There have been a number of studies looking at fertility in survivors of childhood cancer. From these we have learned that there are specific factors that increase the risk of infertility in women. These include older age at the time of treatment, higher cumulative dose of alkylating agents (a type of chemotherapy that damages eggs in the ovaries), and exposure of the ovaries and uterus to high doses of radiation therapy.

We recommend that female survivors of childhood cancer be monitored during follow up visits to evaluate their ovarian function by checking their menstrual pattern and their blood levels of hormones such as FSH (follicle stimulating hormone). Women can also be referred to reproductive endocrinologists for more extensive evaluations. However, many survivors of childhood cancer are able to get pregnant and build their families without difficulty. Women at risk of become infertile at a young age because of their cancer treatment may want to consider starting their families early or having some of their eggs removed and frozen to be used in the future if needed.

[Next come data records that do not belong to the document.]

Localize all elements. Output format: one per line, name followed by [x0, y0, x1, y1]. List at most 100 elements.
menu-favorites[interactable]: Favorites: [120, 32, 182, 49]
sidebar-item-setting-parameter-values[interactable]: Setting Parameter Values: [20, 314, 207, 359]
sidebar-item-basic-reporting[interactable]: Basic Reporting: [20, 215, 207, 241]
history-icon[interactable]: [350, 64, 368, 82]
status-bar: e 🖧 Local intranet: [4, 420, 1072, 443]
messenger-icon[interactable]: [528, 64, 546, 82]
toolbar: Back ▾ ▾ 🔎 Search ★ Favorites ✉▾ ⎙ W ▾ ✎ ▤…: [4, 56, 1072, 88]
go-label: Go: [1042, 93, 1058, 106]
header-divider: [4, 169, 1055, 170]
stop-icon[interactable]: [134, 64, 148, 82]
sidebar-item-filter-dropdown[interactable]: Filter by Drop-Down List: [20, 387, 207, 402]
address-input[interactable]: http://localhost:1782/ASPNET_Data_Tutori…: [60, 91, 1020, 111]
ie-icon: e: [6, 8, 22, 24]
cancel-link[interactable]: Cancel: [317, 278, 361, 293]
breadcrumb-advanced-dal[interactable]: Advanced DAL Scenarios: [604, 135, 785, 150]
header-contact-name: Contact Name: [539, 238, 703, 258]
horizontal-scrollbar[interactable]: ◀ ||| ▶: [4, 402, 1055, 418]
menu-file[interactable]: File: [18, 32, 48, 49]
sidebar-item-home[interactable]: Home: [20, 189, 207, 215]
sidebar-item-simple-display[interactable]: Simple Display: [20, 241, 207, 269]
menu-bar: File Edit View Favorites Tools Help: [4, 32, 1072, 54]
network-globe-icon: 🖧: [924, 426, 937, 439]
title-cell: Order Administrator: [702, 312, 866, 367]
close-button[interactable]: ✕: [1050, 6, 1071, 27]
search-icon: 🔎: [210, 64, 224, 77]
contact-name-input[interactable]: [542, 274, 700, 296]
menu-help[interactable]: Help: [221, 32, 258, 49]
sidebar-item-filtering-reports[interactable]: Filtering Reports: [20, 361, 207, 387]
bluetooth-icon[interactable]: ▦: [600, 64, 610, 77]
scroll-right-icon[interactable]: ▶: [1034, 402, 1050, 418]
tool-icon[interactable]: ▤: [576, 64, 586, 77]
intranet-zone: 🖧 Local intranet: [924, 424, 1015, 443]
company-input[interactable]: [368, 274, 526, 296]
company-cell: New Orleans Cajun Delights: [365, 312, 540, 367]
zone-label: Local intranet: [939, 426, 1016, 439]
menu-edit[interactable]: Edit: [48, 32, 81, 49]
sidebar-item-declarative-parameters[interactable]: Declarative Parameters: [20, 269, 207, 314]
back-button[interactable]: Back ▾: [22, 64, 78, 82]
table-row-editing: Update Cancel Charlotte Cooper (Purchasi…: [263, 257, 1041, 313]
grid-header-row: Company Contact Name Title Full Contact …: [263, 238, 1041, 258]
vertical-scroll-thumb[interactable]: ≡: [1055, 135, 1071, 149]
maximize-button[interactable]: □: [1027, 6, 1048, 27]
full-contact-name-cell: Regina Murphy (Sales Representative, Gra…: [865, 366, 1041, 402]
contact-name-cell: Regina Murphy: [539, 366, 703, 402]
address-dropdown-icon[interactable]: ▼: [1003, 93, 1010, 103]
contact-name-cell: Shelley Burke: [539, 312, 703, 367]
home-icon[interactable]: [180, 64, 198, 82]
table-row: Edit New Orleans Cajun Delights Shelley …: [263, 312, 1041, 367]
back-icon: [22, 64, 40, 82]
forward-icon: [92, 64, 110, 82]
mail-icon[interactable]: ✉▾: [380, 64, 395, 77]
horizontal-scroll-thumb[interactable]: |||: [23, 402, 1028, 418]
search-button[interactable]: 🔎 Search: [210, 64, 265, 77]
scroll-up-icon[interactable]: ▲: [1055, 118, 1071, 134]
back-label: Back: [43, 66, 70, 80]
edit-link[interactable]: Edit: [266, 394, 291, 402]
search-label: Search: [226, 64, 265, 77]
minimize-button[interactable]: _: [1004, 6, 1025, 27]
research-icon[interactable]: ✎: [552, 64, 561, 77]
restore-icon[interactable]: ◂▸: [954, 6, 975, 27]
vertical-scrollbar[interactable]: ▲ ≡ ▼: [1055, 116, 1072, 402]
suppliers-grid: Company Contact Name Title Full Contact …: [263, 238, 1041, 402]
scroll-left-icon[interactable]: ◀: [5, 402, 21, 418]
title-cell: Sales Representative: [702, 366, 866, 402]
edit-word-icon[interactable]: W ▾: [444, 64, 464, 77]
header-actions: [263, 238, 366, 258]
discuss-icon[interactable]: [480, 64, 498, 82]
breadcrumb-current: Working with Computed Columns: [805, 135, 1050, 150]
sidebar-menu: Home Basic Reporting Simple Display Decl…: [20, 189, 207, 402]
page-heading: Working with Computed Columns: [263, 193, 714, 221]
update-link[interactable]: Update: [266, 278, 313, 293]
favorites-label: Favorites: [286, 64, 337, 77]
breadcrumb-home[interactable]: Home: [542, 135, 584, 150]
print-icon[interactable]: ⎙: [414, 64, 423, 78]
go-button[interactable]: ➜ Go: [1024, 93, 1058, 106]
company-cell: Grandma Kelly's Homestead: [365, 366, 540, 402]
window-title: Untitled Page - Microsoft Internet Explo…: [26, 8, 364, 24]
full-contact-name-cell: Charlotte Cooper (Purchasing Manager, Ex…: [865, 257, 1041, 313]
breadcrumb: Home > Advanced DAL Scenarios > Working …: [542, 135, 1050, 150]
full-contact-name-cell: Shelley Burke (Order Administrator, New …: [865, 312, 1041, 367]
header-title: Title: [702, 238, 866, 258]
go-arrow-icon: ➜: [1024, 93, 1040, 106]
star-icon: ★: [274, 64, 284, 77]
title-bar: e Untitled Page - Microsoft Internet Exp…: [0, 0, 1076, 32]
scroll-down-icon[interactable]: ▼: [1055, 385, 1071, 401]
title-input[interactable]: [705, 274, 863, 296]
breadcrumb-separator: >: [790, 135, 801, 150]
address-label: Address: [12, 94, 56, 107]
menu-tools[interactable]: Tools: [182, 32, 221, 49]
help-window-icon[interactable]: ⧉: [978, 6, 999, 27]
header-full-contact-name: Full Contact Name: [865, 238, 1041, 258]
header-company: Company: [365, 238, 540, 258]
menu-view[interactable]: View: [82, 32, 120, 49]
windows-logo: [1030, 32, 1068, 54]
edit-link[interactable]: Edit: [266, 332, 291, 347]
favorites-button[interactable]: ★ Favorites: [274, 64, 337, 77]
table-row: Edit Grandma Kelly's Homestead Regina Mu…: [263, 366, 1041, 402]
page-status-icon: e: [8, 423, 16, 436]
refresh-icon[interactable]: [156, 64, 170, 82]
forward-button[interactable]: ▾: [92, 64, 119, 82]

Thank you very much! We will follow your advice. This hospital is wonderful... Thank you for saving our Lisa...

My daughter just was notified that her pap test showed squamous cells. She is 2months pregnant with her first baby. Which specialty Dr should she follow-up with. She wants this baby but her health first. SHe is 34. You advice would be appreciated. What questions should she be asking? Thank you

Lynne, to make an appointment with a Memorial Sloan Kettering doctor, your daughter can call our Physician Referral Service at 800-525-2225. Our Physician Referral experts will be able to answer her questions and help determine the best doctor for her diagnosis. You can go to http://www.mskcc.org/cancer-care/appointment to learn more about what information she will need when she calls. Thank you for your comment.

Great article! Thanks for the info!
I just want to send a comment to all MSKCC cancer doctors - Maintaining pregnancy and safe delivery are a whole different story from getting pregnant. I was TTC when my rectal cancer was diagnosed, had LAR with no RT or chemo, and was told by my surgeon, onc, and GI there was no effect on pregnancy. I went ahead spending over $30K on fertility treatment. My first pregnancy ended in missed miscarriage at 8wks (never miscarried before with two live births vaginally delivered at full term prior to cancer). Before my RE agrees to start next FET cycle, I got referrals to MFMs and pelvic disorder specialists. I was informed of the possibility that I may need surrogacy. I just wish my story could remind these cancer-focused doctor that discussions like this should involve consultations to the OB communities as well, esp. REIs and MFMs should be consulted before you offer your patients any advice. Had I been fully informed with the pregnancy risks after colorectal cancer surgery, we probably wouldn't have poured that much money into IVF.
http://www.ncbi.nlm.nih.gov/m/pubmed/23371020/

Dear Annie, we are sorry to hear about your miscarriage and all you've had to endure. We work closely with REI and MFM and would not offer a fertility sparing approach if they felt pregnancy was not realistic. Thank you for sharing your experience.